Cil que del mur pièces jetoient, 
A grand dolor se desfendoient : 
De novel erent adobé 
Et de l'asalt erent hasté. 

(Vers 6414-6418). Edition de Lincy.

Marie de France dans Yvenec s'exprime ainsi : 

Quand il fut venu en aé 
A chevalier l'unt adoubé. 

Adober ou adouber signifie donc armer chevalier ; la cérémonie d'investiture porte même quelquefois le nom d'adoubement. Dans certaines chartes latines, on lit assez souvent miles adobatus

L'expression s'est conservée dans la langue anglaise : to dub. Palsgrave, (Esclarcissement de la Langue Francoyse London : 1530), écrit to adubbe. L'aphérèse de l'A est conforme à cette particularité de l'anglo-normand qui consiste dans la tendance à l'abréviation. C'est le retranchement initial. C'est ainsi que les verbes abaier, abeter, acater ont donné to bay, to bait, to cater. Il en est de même pour un grand nombre de substantifs et le vieil anglais, comparé à l'anglais moderne, nous offre souvent l'exemple d'aphérèses semblables. Ainsi, dans Halliwel on trouve grement pour agreement, to noynte pour to anoint, etc. 

Faut-il enfin chercher dans l'adouber du vieux français et dans le to dub anglais, l'allemand dubban frapper, à cause du coup donné au chevalier, quand on l'armait ? Non n'osons pas le prétendre. Nous y verrions plutôt le mot ados, qui signifie protection, arme et qui est assez souvent employé dans les petites épopées du Moyen-Age et les Romans de la Chevalerie. 

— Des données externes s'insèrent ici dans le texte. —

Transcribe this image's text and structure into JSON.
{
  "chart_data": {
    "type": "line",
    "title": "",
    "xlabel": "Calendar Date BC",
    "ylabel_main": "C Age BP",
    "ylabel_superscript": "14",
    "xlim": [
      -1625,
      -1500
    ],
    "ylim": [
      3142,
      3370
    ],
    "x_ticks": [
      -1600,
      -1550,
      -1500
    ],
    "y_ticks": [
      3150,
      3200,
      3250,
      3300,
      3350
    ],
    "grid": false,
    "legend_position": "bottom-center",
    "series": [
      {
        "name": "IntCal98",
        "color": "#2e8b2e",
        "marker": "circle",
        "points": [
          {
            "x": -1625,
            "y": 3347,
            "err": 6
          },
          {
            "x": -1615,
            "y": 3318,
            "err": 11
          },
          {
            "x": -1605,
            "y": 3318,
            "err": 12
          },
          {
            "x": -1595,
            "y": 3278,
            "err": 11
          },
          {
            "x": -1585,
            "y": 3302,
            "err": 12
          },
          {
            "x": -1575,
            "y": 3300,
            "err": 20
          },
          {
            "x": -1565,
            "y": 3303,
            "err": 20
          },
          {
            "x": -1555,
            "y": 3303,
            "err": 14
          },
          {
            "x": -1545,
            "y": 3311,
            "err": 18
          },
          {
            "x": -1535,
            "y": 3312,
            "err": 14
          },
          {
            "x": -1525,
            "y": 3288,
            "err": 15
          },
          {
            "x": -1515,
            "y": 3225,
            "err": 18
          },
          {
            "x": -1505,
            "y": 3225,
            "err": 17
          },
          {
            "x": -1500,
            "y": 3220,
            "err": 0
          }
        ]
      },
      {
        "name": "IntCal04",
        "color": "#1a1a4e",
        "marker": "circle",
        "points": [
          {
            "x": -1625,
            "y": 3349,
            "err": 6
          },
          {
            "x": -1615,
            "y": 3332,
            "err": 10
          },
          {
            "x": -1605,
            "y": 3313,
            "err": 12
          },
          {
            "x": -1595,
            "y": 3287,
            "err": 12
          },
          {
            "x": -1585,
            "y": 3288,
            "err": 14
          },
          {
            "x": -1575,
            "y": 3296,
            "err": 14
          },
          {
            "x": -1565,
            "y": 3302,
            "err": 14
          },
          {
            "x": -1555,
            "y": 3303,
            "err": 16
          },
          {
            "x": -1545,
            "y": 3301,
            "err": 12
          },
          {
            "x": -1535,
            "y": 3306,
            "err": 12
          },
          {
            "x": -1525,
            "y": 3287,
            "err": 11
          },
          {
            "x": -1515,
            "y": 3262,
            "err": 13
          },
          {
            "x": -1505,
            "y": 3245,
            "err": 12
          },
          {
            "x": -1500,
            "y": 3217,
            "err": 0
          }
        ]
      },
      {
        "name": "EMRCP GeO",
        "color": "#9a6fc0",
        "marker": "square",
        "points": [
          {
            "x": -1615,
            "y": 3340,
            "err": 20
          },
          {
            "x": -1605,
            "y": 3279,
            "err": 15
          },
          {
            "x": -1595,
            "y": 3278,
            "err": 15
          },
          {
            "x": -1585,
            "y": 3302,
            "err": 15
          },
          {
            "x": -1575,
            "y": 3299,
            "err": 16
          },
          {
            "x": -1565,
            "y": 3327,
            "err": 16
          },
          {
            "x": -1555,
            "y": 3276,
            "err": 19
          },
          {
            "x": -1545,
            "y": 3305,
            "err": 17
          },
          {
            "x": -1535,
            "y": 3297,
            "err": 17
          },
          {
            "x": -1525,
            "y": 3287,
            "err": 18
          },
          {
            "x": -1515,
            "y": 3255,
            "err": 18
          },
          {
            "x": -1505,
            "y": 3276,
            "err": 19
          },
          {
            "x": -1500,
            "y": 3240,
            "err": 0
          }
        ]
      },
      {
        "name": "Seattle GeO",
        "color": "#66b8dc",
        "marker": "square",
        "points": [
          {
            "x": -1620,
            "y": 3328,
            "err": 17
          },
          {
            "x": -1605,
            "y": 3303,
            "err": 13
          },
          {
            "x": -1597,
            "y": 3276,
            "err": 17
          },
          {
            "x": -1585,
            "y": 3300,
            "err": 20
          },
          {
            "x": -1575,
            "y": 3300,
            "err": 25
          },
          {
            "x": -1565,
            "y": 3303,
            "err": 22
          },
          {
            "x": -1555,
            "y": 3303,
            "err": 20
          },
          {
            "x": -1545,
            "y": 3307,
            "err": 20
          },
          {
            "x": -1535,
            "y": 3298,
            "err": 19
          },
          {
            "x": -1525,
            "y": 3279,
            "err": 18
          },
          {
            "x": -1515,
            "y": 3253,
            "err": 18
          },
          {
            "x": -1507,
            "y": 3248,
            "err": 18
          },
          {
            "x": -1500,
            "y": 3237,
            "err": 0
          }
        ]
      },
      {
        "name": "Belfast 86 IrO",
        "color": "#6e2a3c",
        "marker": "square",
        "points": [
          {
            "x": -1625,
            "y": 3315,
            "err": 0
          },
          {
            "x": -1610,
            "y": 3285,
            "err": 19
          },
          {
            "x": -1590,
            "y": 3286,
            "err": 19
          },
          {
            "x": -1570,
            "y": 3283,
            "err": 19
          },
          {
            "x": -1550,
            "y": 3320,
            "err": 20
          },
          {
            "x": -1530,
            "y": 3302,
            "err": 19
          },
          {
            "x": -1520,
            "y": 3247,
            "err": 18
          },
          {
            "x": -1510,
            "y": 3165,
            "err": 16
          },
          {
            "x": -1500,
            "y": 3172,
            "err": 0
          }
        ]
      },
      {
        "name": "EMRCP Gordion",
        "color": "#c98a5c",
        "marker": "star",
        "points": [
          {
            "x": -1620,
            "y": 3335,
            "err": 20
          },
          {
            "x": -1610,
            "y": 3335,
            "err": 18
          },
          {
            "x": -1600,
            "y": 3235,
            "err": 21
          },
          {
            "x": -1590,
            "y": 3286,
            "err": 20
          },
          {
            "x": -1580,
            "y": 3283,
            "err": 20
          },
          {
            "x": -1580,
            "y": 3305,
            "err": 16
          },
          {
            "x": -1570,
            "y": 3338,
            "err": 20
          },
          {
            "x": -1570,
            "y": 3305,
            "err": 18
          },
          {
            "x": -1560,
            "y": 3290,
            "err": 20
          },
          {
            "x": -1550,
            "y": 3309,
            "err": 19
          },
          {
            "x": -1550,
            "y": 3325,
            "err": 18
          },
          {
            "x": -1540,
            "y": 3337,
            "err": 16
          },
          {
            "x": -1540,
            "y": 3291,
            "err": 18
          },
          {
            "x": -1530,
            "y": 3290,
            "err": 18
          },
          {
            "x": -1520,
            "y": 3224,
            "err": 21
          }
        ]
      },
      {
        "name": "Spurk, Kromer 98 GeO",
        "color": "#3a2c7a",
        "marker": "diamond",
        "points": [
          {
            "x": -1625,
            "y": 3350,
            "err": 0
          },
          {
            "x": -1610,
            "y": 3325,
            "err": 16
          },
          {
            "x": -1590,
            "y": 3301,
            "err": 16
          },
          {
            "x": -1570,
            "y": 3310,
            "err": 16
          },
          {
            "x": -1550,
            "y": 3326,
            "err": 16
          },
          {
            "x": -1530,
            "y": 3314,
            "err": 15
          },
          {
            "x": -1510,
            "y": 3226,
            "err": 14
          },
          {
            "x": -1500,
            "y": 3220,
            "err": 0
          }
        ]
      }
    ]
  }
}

Au mort tous les ados osta, 

Roman de la Violette, vers 1471. 

François ont esté à repos 
Et ont de secors bon ados. 

Parlanopus de Blois, vers 1432. 

Benoist de Saint-More, dans la Chronique des Ducs de Normandie dit : 

Racet ni aureit ni ados 

Chron. vers 26963. 

Dans Tristan, Ados prend la forme d'adoul qui est bien voisine d'adouber. 

Un osa prendre ses adoul 

Tristan, vers 111. 

Rualdus aurait été, croyons-nous, armé chevalier par Guillaume qui n'était pas prodigue de cet honneur, après la prise de Dol, en dédommagement du mal fait aux domaines de Ruald par les troupes normandes lancées à la poursuite d'un ennemi commun. On objectera, peut-être, que l'armement du seigneur breton ne figure pas sur la Broderie de Bayeux, tandis que celui de Harold y est minutieusement figuré. La réponse est facile. Il ne faut pas oublier que la Broderie avait surtout pour but de commémorer la conquête et les faits antérieurs s'y rattachant directement. Rualdus n'y figure que dans un épisode secondaire ou plutôt préparatoire : son armement n'avait pour personne, excepté pour lui, l'importance de l'investiture du prince saxon.